The interior matched the exterior in all the ways that mattered. Marble floors stretching beneath high ceilings and old-world detail layered into something that spoke of legacy rather than display.

We were led into a sitting room, though nothing about it felt relaxed, not with the number of men already present. Their attention flicked toward us in quiet assessment before settling again like they’d already decided what we were worth.

Then he entered. Francesco Rossi, head of the Rossi Italian Family. His expression was unreadable as he watched us.

There was nothing soft that came from that man, but then again, I knew the same would be said about me and my family. It’s how it had to be.

“Mikhail,” he said, extending his hand.

My father took it, the exchange brief before he stepped back. “We won’t drag this out,” he said, his voice low and even.

Rossi gave a short nod. “No point in it.”

That was all that needed to be said. This had already been decided before we walked in, and neither of them were here to circle it or pretend it was anything else.

“The wedding will happen soon,” my father continued, like it was just another part of the plan. “We will lock in an agreement and move forward.”

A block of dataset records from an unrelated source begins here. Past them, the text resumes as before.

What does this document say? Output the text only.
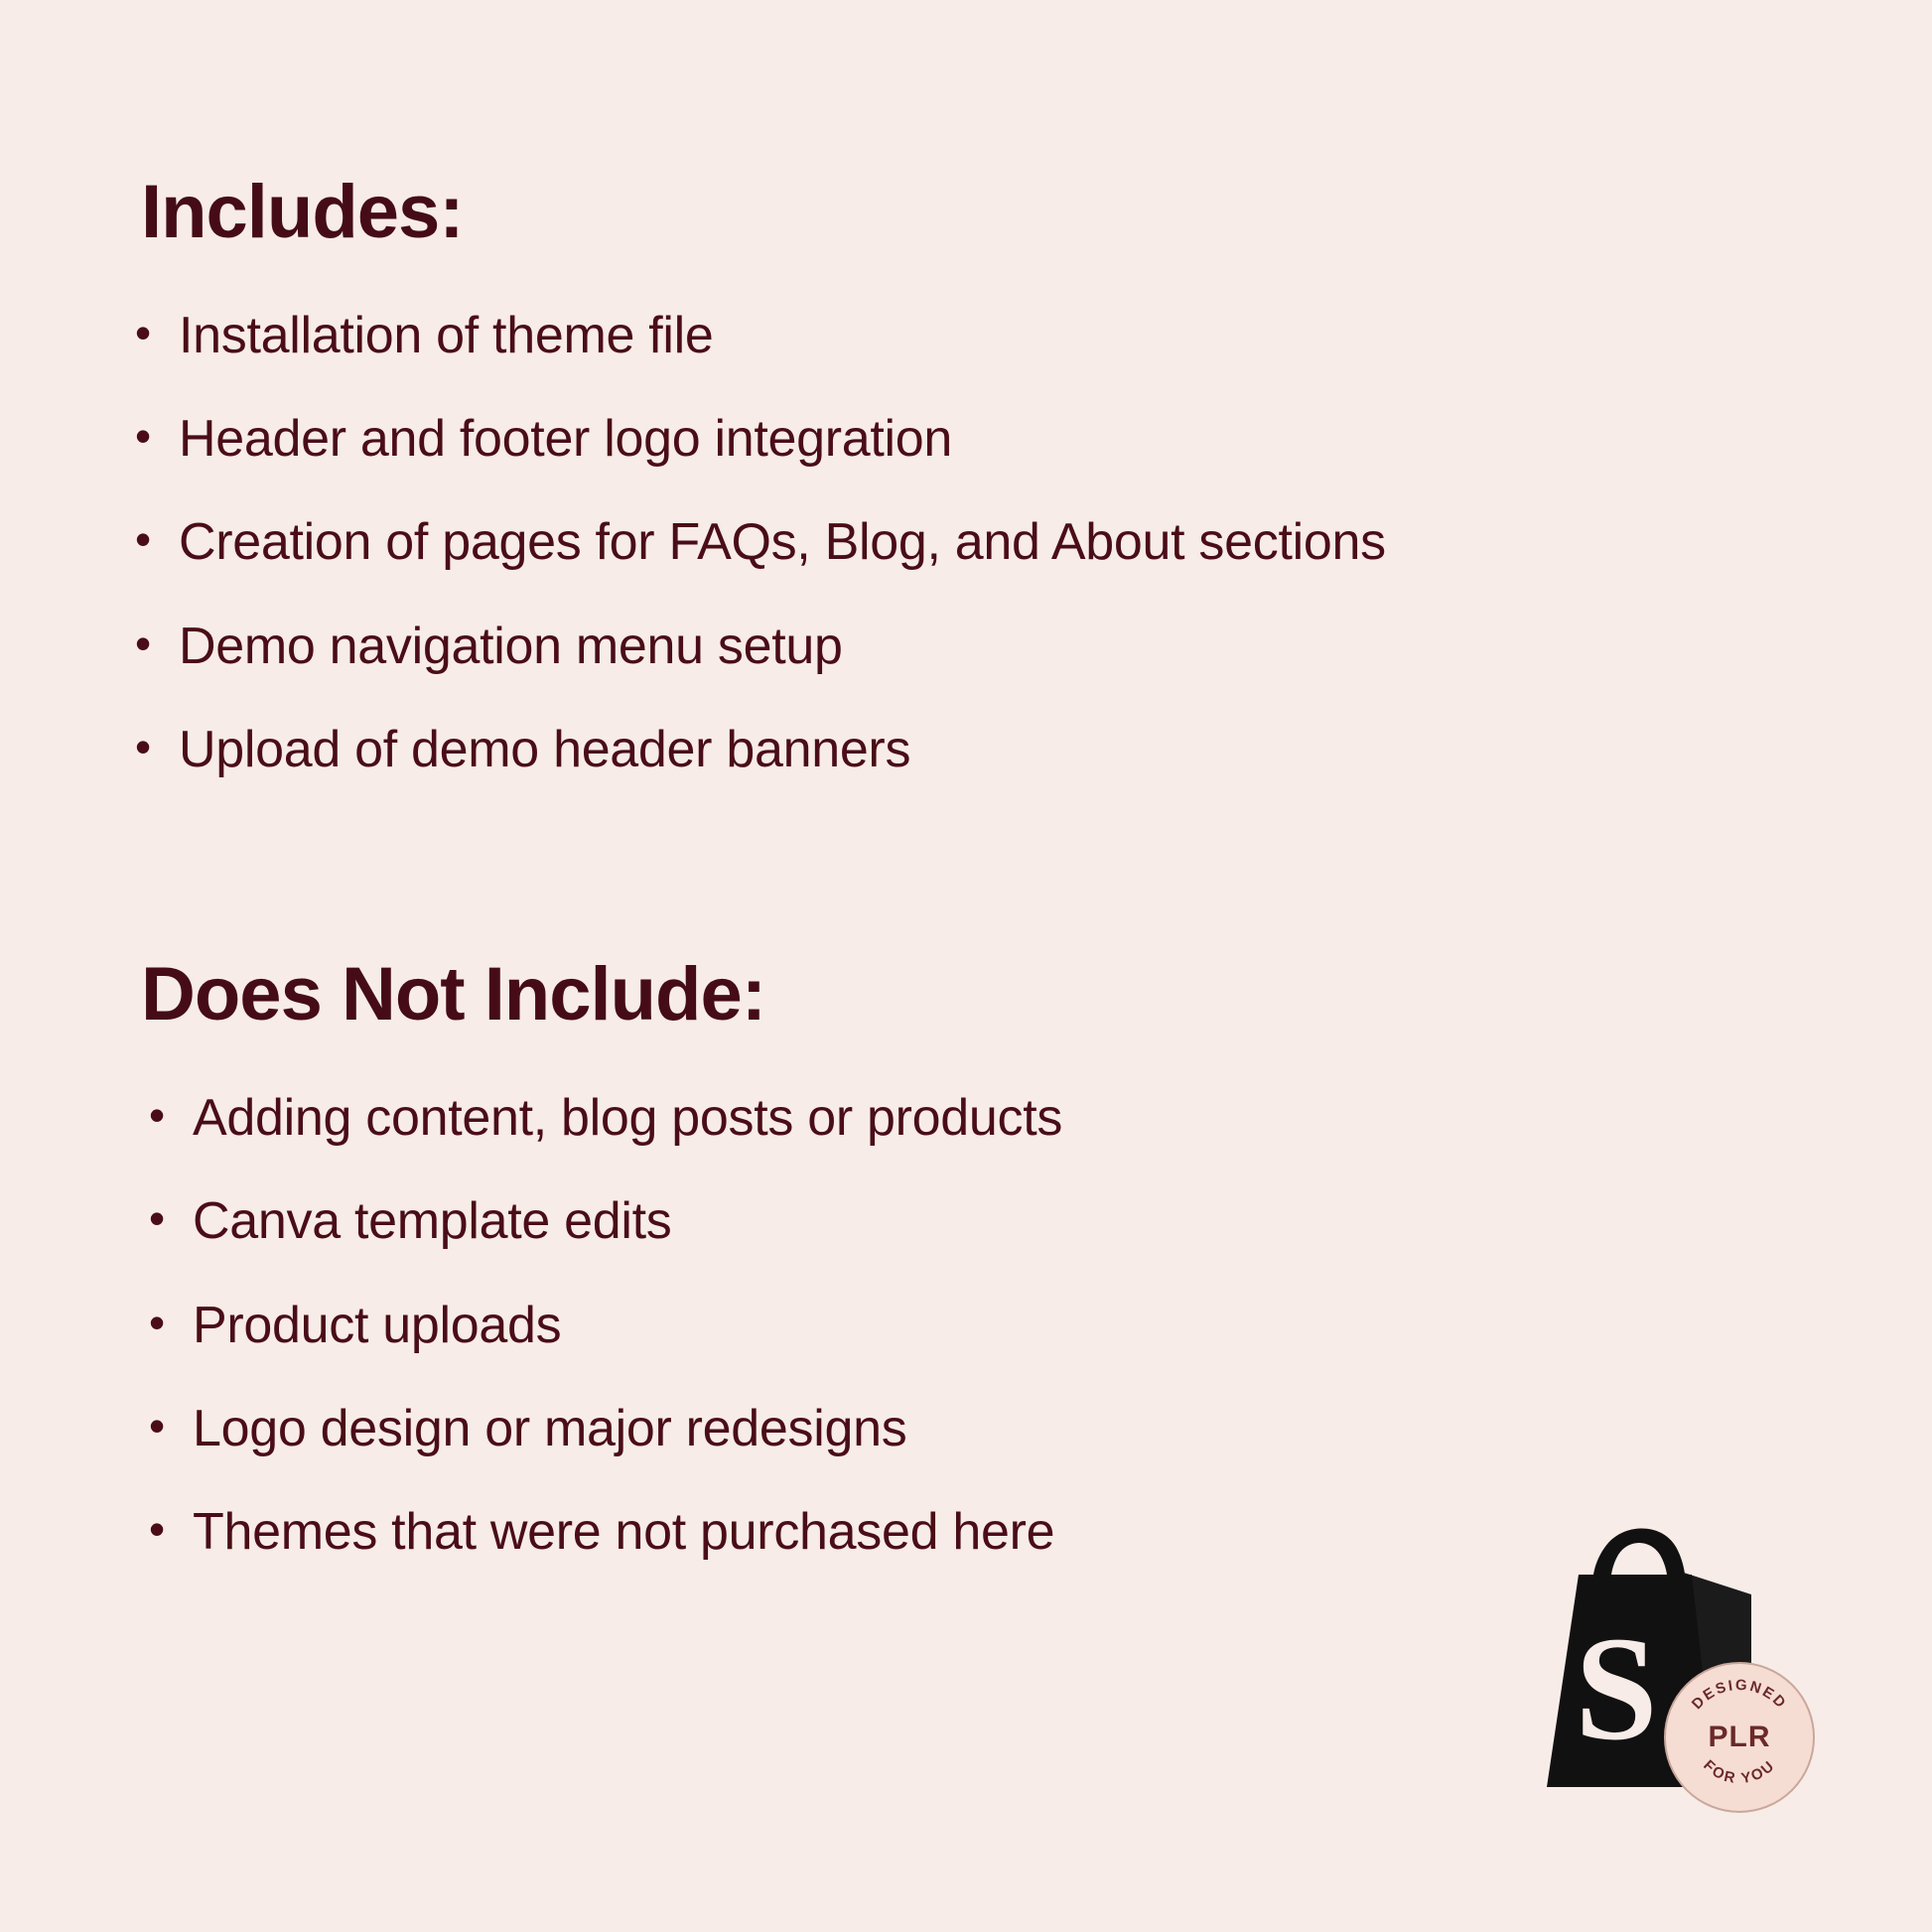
Includes:
• Installation of theme file
• Header and footer logo integration
• Creation of pages for FAQs, Blog, and About sections
• Demo navigation menu setup
• Upload of demo header banners
Does Not Include:
• Adding content, blog posts or products
• Canva template edits
• Product uploads
• Logo design or major redesigns
• Themes that were not purchased here
S DESIGNED
FOR YOU
PLR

Rossi didn’t hesitate. “Agreed. The sooner it’s done, the better.”

There was no pushback, no pause, no negotiation, nothing that suggested this was up for debate. It was already in motion. This meeting was just to make my marriage official.

Rossi’s attention shifted then, settling on me in a way that wasn’t casual or passing, and I held it without reacting, letting him take whatever measure he thought he needed while giving him nothing back.

“You brought your son,” he said.

“Why wouldn’t I? He’s my heir and the one going into this marriage.”